A Combine is a piece of railroad equipment that combines a baggage compartment and passenger seating into a single car. Our Combine, Number 23, was built in 1925 by the Pressed Steel Car Company of Pittsburgh, PA for the Bessemer & Lake Erie Railroad. Utilized in passenger service by the Bessemer until the 1950s, it was converted into a diner for business train service and renumbered A-200. Donated to the Pennsylvania Trolley Museum in 1964 and acquired by The Everett Railroad in 2012, the car was returned to service in 2015. The first refurbished car in our fleet, Number 23 allows riders to enjoy comfortable seating, or on many trips, gives riders the chance to enjoy a standing-room view from its baggage compartment door.

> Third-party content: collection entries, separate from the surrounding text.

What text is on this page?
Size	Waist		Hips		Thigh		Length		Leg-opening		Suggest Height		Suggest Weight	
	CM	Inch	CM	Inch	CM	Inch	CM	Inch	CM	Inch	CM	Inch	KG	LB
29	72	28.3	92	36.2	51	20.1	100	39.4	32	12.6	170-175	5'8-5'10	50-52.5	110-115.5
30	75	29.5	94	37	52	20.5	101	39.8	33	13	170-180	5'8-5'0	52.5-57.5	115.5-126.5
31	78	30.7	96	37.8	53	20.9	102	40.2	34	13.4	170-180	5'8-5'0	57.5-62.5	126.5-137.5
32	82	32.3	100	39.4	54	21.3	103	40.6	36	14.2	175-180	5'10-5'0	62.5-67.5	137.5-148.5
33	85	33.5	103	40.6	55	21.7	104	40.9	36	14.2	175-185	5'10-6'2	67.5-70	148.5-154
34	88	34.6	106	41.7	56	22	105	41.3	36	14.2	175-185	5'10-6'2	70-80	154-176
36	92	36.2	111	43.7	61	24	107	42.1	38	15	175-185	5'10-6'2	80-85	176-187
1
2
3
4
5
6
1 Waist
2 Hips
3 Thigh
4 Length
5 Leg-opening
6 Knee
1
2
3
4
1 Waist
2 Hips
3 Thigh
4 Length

The Everett Railroad owns six former-Central Railroad of New Jersey (CNJ) 78-seat commuter coaches. Car 1194, built in 1927 by Bethlehem Shipbuilding, is one of those six. Acquired from the Ohio Central Railroad in 2008, it underwent a complete restoration and returned to service in Fall 2018.

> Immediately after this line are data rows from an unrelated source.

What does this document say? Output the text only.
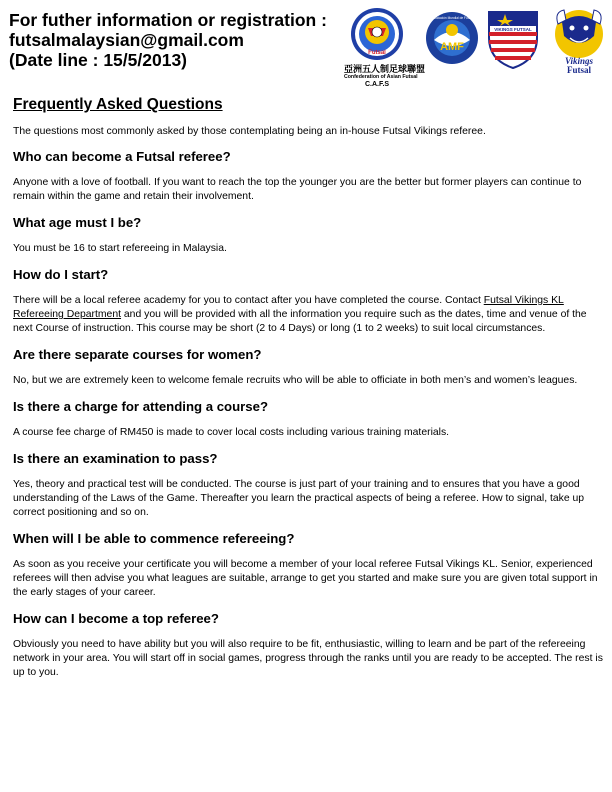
For futher information or registration :
futsalmalaysian@gmail.com
(Date line : 15/5/2013)	Futsal
亞洲五人制足球聯盟
Confederation of Asian Futsal
C.A.F.S
AMF
Asociación Mundial de Futsal
VIKINGS FUTSAL
Vikings
Futsal
Frequently Asked Questions

The questions most commonly asked by those contemplating being an in-house Futsal Vikings referee.

Who can become a Futsal referee?

Anyone with a love of football. If you want to reach the top the younger you are the better but former players can continue to remain within the game and retain their involvement.

What age must I be?

You must be 16 to start refereeing in Malaysia.

How do I start?

There will be a local referee academy for you to contact after you have completed the course. Contact Futsal Vikings KL Refereeing Department and you will be provided with all the information you require such as the dates, time and venue of the next Course of instruction. This course may be short (2 to 4 Days) or long (1 to 2 weeks) to suit local circumstances.

Are there separate courses for women?

No, but we are extremely keen to welcome female recruits who will be able to officiate in both men’s and women’s leagues.

Is there a charge for attending a course?

A course fee charge of RM450 is made to cover local costs including various training materials.

Is there an examination to pass?

Yes, theory and practical test will be conducted. The course is just part of your training and to ensures that you have a good understanding of the Laws of the Game. Thereafter you learn the practical aspects of being a referee. How to signal, take up correct positioning and so on.

When will I be able to commence refereeing?

As soon as you receive your certificate you will become a member of your local referee Futsal Vikings KL. Senior, experienced referees will then advise you what leagues are suitable, arrange to get you started and make sure you are given total support in the early stages of your career.

How can I become a top referee?

Obviously you need to have ability but you will also require to be fit, enthusiastic, willing to learn and be part of the refereeing network in your area. You will start off in social games, progress through the ranks until you are ready to be accepted. The rest is up to you.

The backbone of our fleet are three former-Delaware Lackawanna & Western (DL&W) Multiple-Unit (MU) cars. Built by Pullman in 1929 and 1930, the 84-seat cars served the DL&W and its successors in commuter service until the 1980s. Upon retirement, our cars were purchased by the Horseshoe Curve Chapter of the National Railway Historical Society (NRHS), demotorized, and refurbished for use on tourist trains. Renumbered 103, 104, and 105 respectively, the cars served the NRHS for over thirty years before being acquired by the Everett Railroad in early 2018. Following Everett Railroad tradition, these cars will be returned to their original DL&W numbers as time allows.
A new addition to the Everett Railroad’s fleet of passenger equipment is this open-air gondola. Acquired in 2019, the car is a composite gondola (constructed with sides built of both steel and wood) built in the 1930s for the Lehigh and New England Railroad. It comes to our railroad having had a long history of service on other tourist operations, including the Lebanon Mason & Monroe and the Maryland Midland.